La Cina guida il boom di imprese straniere

Cresciute del 34% da 2009. Spediti 5 miliardi di euro nei Paesi d'origine

La Cina guida il boom di imprese straniere

Cina, Marocco e Romania dominano l'imprenditoria straniera in Italia. Che cresce mentre quella italiana, quasi specularmente, diminuisce. Secondo un'indagine della Cgia di Mestre hanno raggiunto quota 805.477 i titolari o soci d'azienda di origine straniera nel nostro Paese, con un incremento del 2,5 per cento tra il 2016 e il 2017: un trend che l'anno scorso ha fruttato rimesse, cioè soldi inviati dagli immigrati lavoratori nei loro paesi d'origine, per 5 miliardi di euro. A guidare la classifica ci sono gli imprenditori cinesi che in un solo anno sono aumentati del 4,5 per cento: a dicembre 2017 se ne contavano 80.514, davanti a 79.391 marocchini, 77.082 romeni e 46.974 albanesi.

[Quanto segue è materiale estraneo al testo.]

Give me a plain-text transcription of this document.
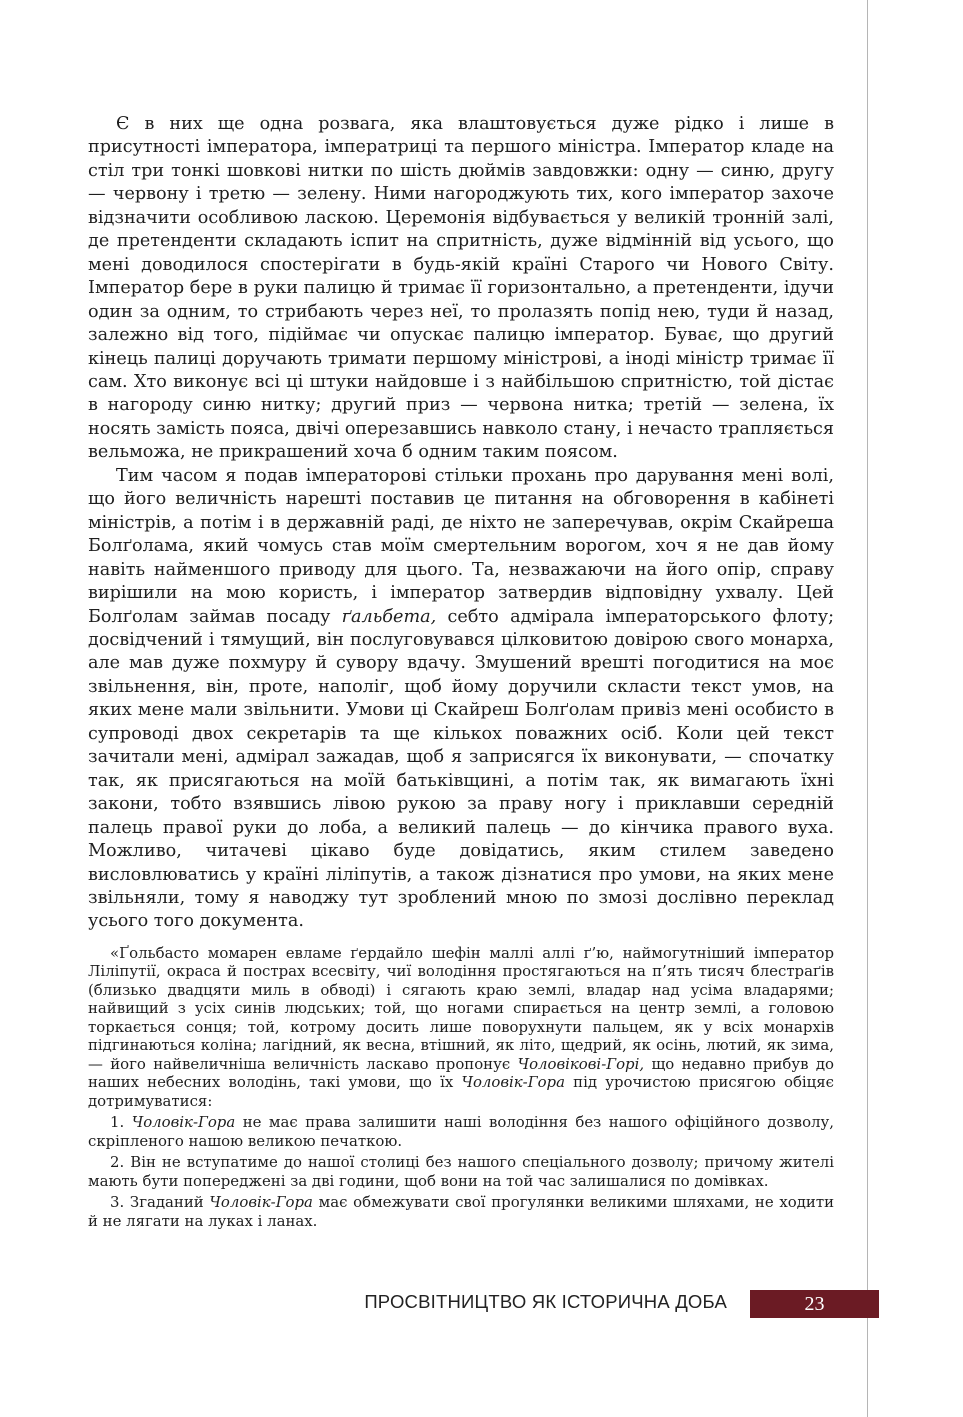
Є в них ще одна розвага, яка влаштовується дуже рідко і лише в присутності імператора, імператриці та першого міністра. Імператор кладе на стіл три тонкі шовкові нитки по шість дюймів завдовжки: одну — синю, другу — червону і третю — зелену. Ними нагороджують тих, кого імператор захоче відзначити особливою ласкою. Церемонія відбувається у великій тронній залі, де претенденти складають іспит на спритність, дуже відмінній від усього, що мені доводилося спостерігати в будь-якій країні Старого чи Нового Світу. Імператор бере в руки палицю й тримає її горизонтально, а претенденти, ідучи один за одним, то стрибають через неї, то пролазять попід нею, туди й назад, залежно від того, підіймає чи опускає палицю імператор. Буває, що другий кінець палиці доручають тримати першому міністрові, а іноді міністр тримає її сам. Хто виконує всі ці штуки найдовше і з найбільшою спритністю, той дістає в нагороду синю нитку; другий приз — червона нитка; третій — зелена, їх носять замість пояса, двічі оперезавшись навколо стану, і нечасто трапляється вельможа, не прикрашений хоча б одним таким поясом.

Тим часом я подав імператорові стільки прохань про дарування мені волі, що його величність нарешті поставив це питання на обговорення в кабінеті міністрів, а потім і в державній раді, де ніхто не заперечував, окрім Скайреша Болґолама, який чомусь став моїм смертельним ворогом, хоч я не дав йому навіть найменшого приводу для цього. Та, незважаючи на його опір, справу вирішили на мою користь, і імператор затвердив відповідну ухвалу. Цей Болґолам займав посаду ґальбета, себто адмірала імператорського флоту; досвідчений і тямущий, він послуговувався цілковитою довірою свого монарха, але мав дуже похмуру й сувору вдачу. Змушений врешті погодитися на моє звільнення, він, проте, наполіг, щоб йому доручили скласти текст умов, на яких мене мали звільнити. Умови ці Скайреш Болґолам привіз мені особисто в супроводі двох секретарів та ще кількох поважних осіб. Коли цей текст зачитали мені, адмірал зажадав, щоб я заприсягся їх виконувати, — спочатку так, як присягаються на моїй батьківщині, а потім так, як вимагають їхні закони, тобто взявшись лівою рукою за праву ногу і приклавши середній палець правої руки до лоба, а великий палець — до кінчика правого вуха. Можливо, читачеві цікаво буде довідатись, яким стилем заведено висловлюватись у країні ліліпутів, а також дізнатися про умови, на яких мене звільняли, тому я наводжу тут зроблений мною по змозі дослівно переклад усього того документа.

«Ґольбасто момарен евламе ґердайло шефін маллі аллі ґ’ю, наймогутніший імператор Ліліпутії, окраса й пострах всесвіту, чиї володіння простягаються на п’ять тисяч блестраґів (близько двадцяти миль в обводі) і сягають краю землі, владар над усіма владарями; найвищий з усіх синів людських; той, що ногами спирається на центр землі, а головою торкається сонця; той, котрому досить лише поворухнути пальцем, як у всіх монархів підгинаються коліна; лагідний, як весна, втішний, як літо, щедрий, як осінь, лютий, як зима, — його найвеличніша величність ласкаво пропонує Чоловікові-Горі, що недавно прибув до наших небесних володінь, такі умови, що їх Чоловік-Гора під урочистою присягою обіцяє дотримуватися:

1. Чоловік-Гора не має права залишити наші володіння без нашого офіційного дозволу, скріпленого нашою великою печаткою.

2. Він не вступатиме до нашої столиці без нашого спеціального дозволу; причому жителі мають бути попереджені за дві години, щоб вони на той час залишалися по домівках.

3. Згаданий Чоловік-Гора має обмежувати свої прогулянки великими шляхами, не ходити й не лягати на луках і ланах.

ПРОСВІТНИЦТВО ЯК ІСТОРИЧНА ДОБА	23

Il contrasto con la parallela decrescita di quelli italiani balza agli occhi allungando lo sguardo indietro fino al 2009. Infatti negli ultimi otto anni, quelli della crisi e della recessione, l'imprenditoria straniera è cresciuta di 600mila unità, pari al 34 per cento, mentre il mondo produttivo nostrano lasciava per strada la stessa cifra di imprese fallite o chiuse: i titolari italiani sono scesi da 8,9 milioni a meno di 8,3 milioni, con una riduzione del 7,5 per cento. A trascinare l'ascesa straniera nel periodo più buio della nostra economia è stato ancora l'Impero celeste, che dal 2009 ha più che raddoppiato il suo business nel Belpaese: le aziende sono cresciute del 61,5 per cento. Così oggi su oltre 290.600 cinesi residenti in Italia, 80.500 guidano un'attività: non solo nel commercio, ma anche nel manifatturiero e nella ristorazione, oltre nel settore dell'estetica e massaggi in forte espansione (+10% nel 2017). La Lombardia è la regione più fertile all'insediamento di aziende di proprietà cinese: 6,5 per cento in più nell'ultimo anno. Seguono la Toscana, il Veneto e l'Emilia Romagna. Territori in cui si concentra oltre il 62 per cento del totale del made in China.

Il giro d'affari ha permesso nel 2017 di inviare oltreoceano rimesse per 136 milioni di euro, in netto calo rispetto ai 2,6 miliardi trasferiti nel 2012. Un crollo spiegato con la «maggiore propensione dei cinesi a investire in Italia», e con «l'intensificazione dei controlli» sulle transazioni attraverso money transfer. «Sebbene in alcune aree del nostro Paese esistono delle sacche di illegalità riconducibili all'imprenditoria cinese che alimentano l'economia sommersa e il mercato della contraffazione spiega il coordinatore dell'Ufficio studi Cgia Paolo Zabeo non dobbiamo dimenticare che i migranti cinesi si sono contraddistinti per una forte vocazione alle attività di business. Nel momento in cui lasciano il Paese d'origine, infatti, sono tra gli stranieri più abili nell'impiegare le reti etniche per realizzare il loro progetto migratorio che si realizza con l'apertura di un'attività economica». A guardare però la classifica delle nazionalità degli imprenditori che negli ultimi anni sono stati più attivi nel fare affari in Italia spicca il Bangladesh.

I titolari bengalesi sono aumentati del 167 per cento dal 2009 a oggi, e del 2,5 solo nell'ultimo anno. In assoluto sono i primi per ritmo di crescita sul lungo periodo, seguiti da pakistani (+140%) e a distanza dai nigeriani (+100%).